Mobile phones have a luxury conundrum. “People buy luxury products as an extension of their lifestyle and their personality,” says luxury and hospitality brand consultant Deepa Misra Harris. “It says ‘This is who I am’.” But, how exactly do you stay luxe and distinct from the rest of the herd when almost everyone on the face of the planet has it?
Art curator and luxury consultant Arvind Vijaymohan defines luxury as “quality, heritage and legacy coming together in perfect form”. While this may work for a handmade bag from a century-old European atelier or a fashion house with bespoke tailoring, how does it work for a product that is all about the latest technology and the latest features, and that goes obsolete in a year?
“Phones is one of those rare categories where luxury is within the access of more people than a typical luxury product,” said Ashwin Rajagopalan, lifestyle consultant. “Even if you take something like an iPhone 14 Pro Max, everyone (in your circle) might be carrying one. (Even those outside your circle) can get one with EMIs and cashbacks.”
Handset makers had tried to break out of it. Nokia had Vertu, its luxury mobile phone brand, way back in 1998. The phones came with all the luxe works—gold, sapphire bezel, jewels and black leather. “It worked for a while, as at that point, a phone did not do much beyond calls,” said Rajagopalan. But once the era of the smartphone began, “Vertu was not able to create a real customer experience beyond the luxury trimmings”.
Today’s mobile phone market is marked by camera features, artificial intelligence, OS ecosystems, memory, storage and many other tech features.
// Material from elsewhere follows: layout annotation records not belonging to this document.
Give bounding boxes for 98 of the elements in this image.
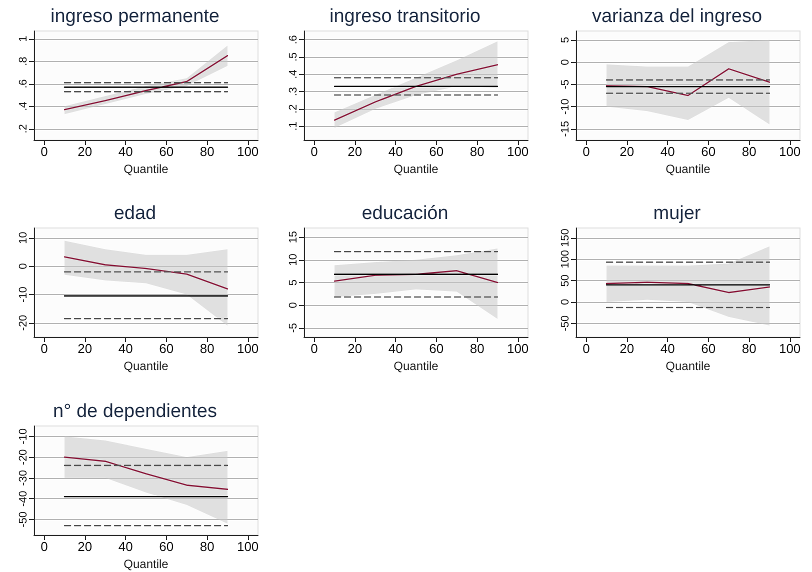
x-tick-label: 0 bbox=[40, 539, 48, 554]
x-tick-label: 40 bbox=[660, 144, 675, 159]
y-tick-label: .3 bbox=[288, 86, 300, 96]
x-tick-label: 100 bbox=[778, 341, 801, 356]
x-tick-label: 20 bbox=[348, 144, 362, 159]
chart-title: mujer bbox=[653, 203, 702, 224]
x-tick-label: 0 bbox=[310, 144, 318, 159]
x-tick-label: 40 bbox=[388, 341, 403, 356]
x-tick-label: 100 bbox=[236, 341, 259, 356]
x-tick-label: 40 bbox=[118, 539, 133, 554]
x-tick-label: 100 bbox=[236, 144, 259, 159]
x-axis-title: Quantile bbox=[394, 358, 439, 373]
x-tick-label: 0 bbox=[310, 341, 318, 356]
y-tick-label: -20 bbox=[18, 449, 30, 466]
y-tick-label: -5 bbox=[288, 323, 300, 333]
y-tick-label: 0 bbox=[560, 59, 572, 66]
y-tick-label: -50 bbox=[18, 511, 30, 528]
x-tick-label: 80 bbox=[742, 144, 756, 159]
chart-title: edad bbox=[114, 203, 156, 224]
x-tick-label: 60 bbox=[701, 341, 716, 356]
chart-title: ingreso permanente bbox=[50, 6, 220, 27]
y-tick-label: .4 bbox=[18, 102, 30, 111]
chart-title: varianza del ingreso bbox=[592, 6, 762, 27]
x-tick-label: 80 bbox=[200, 539, 214, 554]
x-axis-title: Quantile bbox=[124, 358, 169, 373]
x-tick-label: 100 bbox=[506, 144, 529, 159]
x-tick-label: 100 bbox=[236, 539, 259, 554]
y-tick-label: .1 bbox=[288, 122, 300, 131]
x-tick-label: 20 bbox=[620, 341, 634, 356]
x-axis-title: Quantile bbox=[666, 162, 711, 176]
y-tick-label: 100 bbox=[560, 250, 572, 268]
x-tick-label: 100 bbox=[778, 144, 801, 159]
y-tick-label: -10 bbox=[560, 98, 572, 115]
x-tick-label: 0 bbox=[40, 341, 48, 356]
x-tick-label: 60 bbox=[429, 144, 444, 159]
x-tick-label: 60 bbox=[159, 539, 174, 554]
x-axis-title: Quantile bbox=[666, 358, 711, 373]
y-tick-label: .4 bbox=[288, 70, 300, 79]
x-tick-label: 40 bbox=[118, 144, 133, 159]
line-series bbox=[334, 270, 498, 284]
y-tick-label: 15 bbox=[288, 230, 300, 244]
line-series bbox=[64, 55, 228, 110]
x-tick-label: 60 bbox=[429, 341, 444, 356]
y-tick-label: -30 bbox=[18, 470, 30, 486]
line-series bbox=[334, 64, 498, 121]
y-tick-label: .2 bbox=[288, 104, 300, 114]
x-tick-label: 20 bbox=[78, 341, 92, 356]
y-tick-label: .6 bbox=[18, 79, 30, 88]
chart-title: ingreso transitorio bbox=[329, 6, 481, 27]
x-tick-label: 0 bbox=[582, 341, 590, 356]
y-tick-label: -50 bbox=[560, 315, 572, 332]
line-series bbox=[606, 68, 770, 96]
x-tick-label: 40 bbox=[118, 341, 133, 356]
x-tick-label: 80 bbox=[470, 144, 484, 159]
x-tick-label: 20 bbox=[78, 144, 92, 159]
y-tick-label: 50 bbox=[560, 274, 572, 287]
y-tick-label: .8 bbox=[18, 56, 30, 66]
x-tick-label: 60 bbox=[701, 144, 716, 159]
y-tick-label: 10 bbox=[288, 254, 300, 266]
y-tick-label: -15 bbox=[560, 120, 572, 137]
y-tick-label: -10 bbox=[18, 286, 30, 302]
y-tick-label: -40 bbox=[18, 490, 30, 507]
x-tick-label: 40 bbox=[388, 144, 403, 159]
y-tick-label: 0 bbox=[288, 302, 300, 308]
y-tick-label: -5 bbox=[560, 79, 572, 90]
chart-title: educación bbox=[362, 203, 448, 224]
y-tick-label: 0 bbox=[18, 263, 30, 270]
y-tick-label: -10 bbox=[18, 428, 30, 444]
y-tick-label: .6 bbox=[288, 35, 300, 44]
x-tick-label: 0 bbox=[582, 144, 590, 159]
x-axis-title: Quantile bbox=[394, 162, 439, 176]
x-tick-label: 80 bbox=[200, 144, 214, 159]
x-tick-label: 80 bbox=[200, 341, 214, 356]
line-series bbox=[64, 256, 228, 290]
y-tick-label: 10 bbox=[18, 232, 30, 244]
x-tick-label: 80 bbox=[742, 341, 756, 356]
line-series bbox=[606, 282, 770, 294]
line-series bbox=[64, 456, 228, 490]
x-tick-label: 20 bbox=[620, 144, 634, 159]
x-tick-label: 60 bbox=[159, 341, 174, 356]
x-tick-label: 40 bbox=[660, 341, 675, 356]
y-tick-label: .2 bbox=[18, 124, 30, 134]
x-tick-label: 20 bbox=[78, 539, 92, 554]
y-tick-label: -20 bbox=[18, 314, 30, 331]
y-tick-label: 0 bbox=[560, 298, 572, 306]
x-tick-label: 0 bbox=[40, 144, 48, 159]
y-tick-label: 5 bbox=[288, 279, 300, 286]
x-tick-label: 80 bbox=[470, 341, 484, 356]
x-axis-title: Quantile bbox=[124, 162, 169, 176]
y-tick-label: 1 bbox=[18, 36, 30, 42]
y-tick-label: 150 bbox=[560, 228, 572, 248]
y-tick-label: 5 bbox=[560, 36, 572, 43]
x-tick-label: 60 bbox=[159, 144, 174, 159]
x-tick-label: 100 bbox=[506, 341, 529, 356]
x-axis-title: Quantile bbox=[124, 556, 169, 571]
y-tick-label: .5 bbox=[288, 52, 300, 62]
x-tick-label: 20 bbox=[348, 341, 362, 356]
chart-title: n° de dependientes bbox=[53, 401, 217, 422]
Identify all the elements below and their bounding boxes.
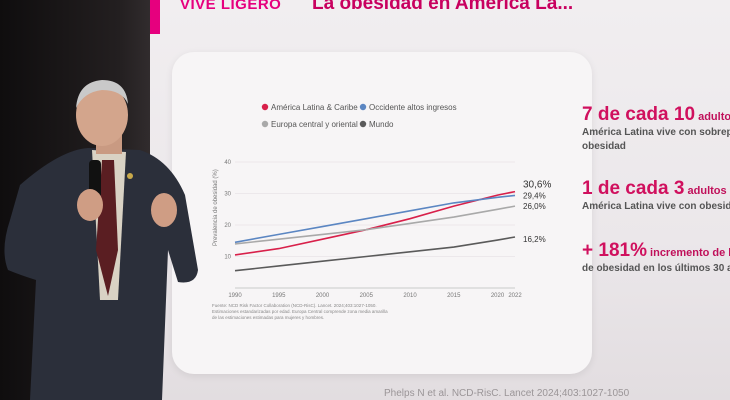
- stat-block-1: 7 de cada 10 adultos de América Latina v…: [582, 104, 730, 154]
- legend-label-2: Europa central y oriental: [271, 120, 358, 129]
- slide-citation: Phelps N et al. NCD-RisC. Lancet 2024;40…: [384, 388, 630, 399]
- x-tick-label-1995: 1995: [272, 293, 286, 299]
- speaker-head: [76, 84, 128, 146]
- speaker-hair: [76, 80, 128, 108]
- legend-label-1: Occidente altos ingresos: [369, 103, 457, 112]
- brand-logo-text: VIVE LIGERO: [180, 0, 282, 13]
- brand-accent-bar: [150, 0, 160, 34]
- legend-marker-2: [261, 120, 269, 128]
- microphone-icon: [89, 160, 101, 198]
- chart-series: 30,6%29,4% 26,0% 16,2%: [234, 180, 551, 272]
- legend-label-0: América Latina & Caribe: [271, 103, 358, 112]
- x-tick-label-2015: 2015: [447, 293, 461, 299]
- chart-source-note: Fuente: NCD Risk Factor Collaboration (N…: [212, 303, 388, 320]
- y-tick-label-20: 20: [224, 223, 231, 229]
- x-tick-label-2022: 2022: [508, 293, 522, 299]
- series-end-label-3: 16,2%: [523, 235, 546, 244]
- y-axis-label: Prevalencia de obesidad (%): [213, 169, 219, 246]
- x-tick-label-2010: 2010: [403, 293, 417, 299]
- speaker-right-hand: [151, 193, 177, 227]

They need cutting edge innovation, and a new killer discovery can change the entire landscape overnight. This makes it difficult for a luxury brand to play in the same field, restricting luxury trappings to perhaps a designer phone case or other accessories.
But, while owning a ‘one-of-a-kind’ phone may be impossible, something curious has indeed been happening in India’s mobile phone retail space—a clear and distinct shift towards expensive phones. “The share of phones costing more than Rs 30,000 was 4 per cent in 2019; it increased to 9 per cent last year,” said Varun Mishra, senior analyst at Counterpoint Research. “In terms of value, the constitution is 28 per cent of the total smartphone revenues.”
Globally, the growth in the $1,000 and above price segment has been a whopping 94 per cent.
Indian phone users have shown a distinct preference to upgrade their phones. “As 5G is becoming more prevalent, consumers are upgrading their devices,” said Mishra. “Consumers whose finances were not affected by the pandemic have been using the extra disposable income created due to restricted travel to buy more expensive devices, including smartphones. During the pandemic, users also realised the importance of smartphones and started seeing more value in upgrading their devices. Another interesting factor is that this trend in the ultra-premium market is ubiquitous across regions, despite inflationary pressures.”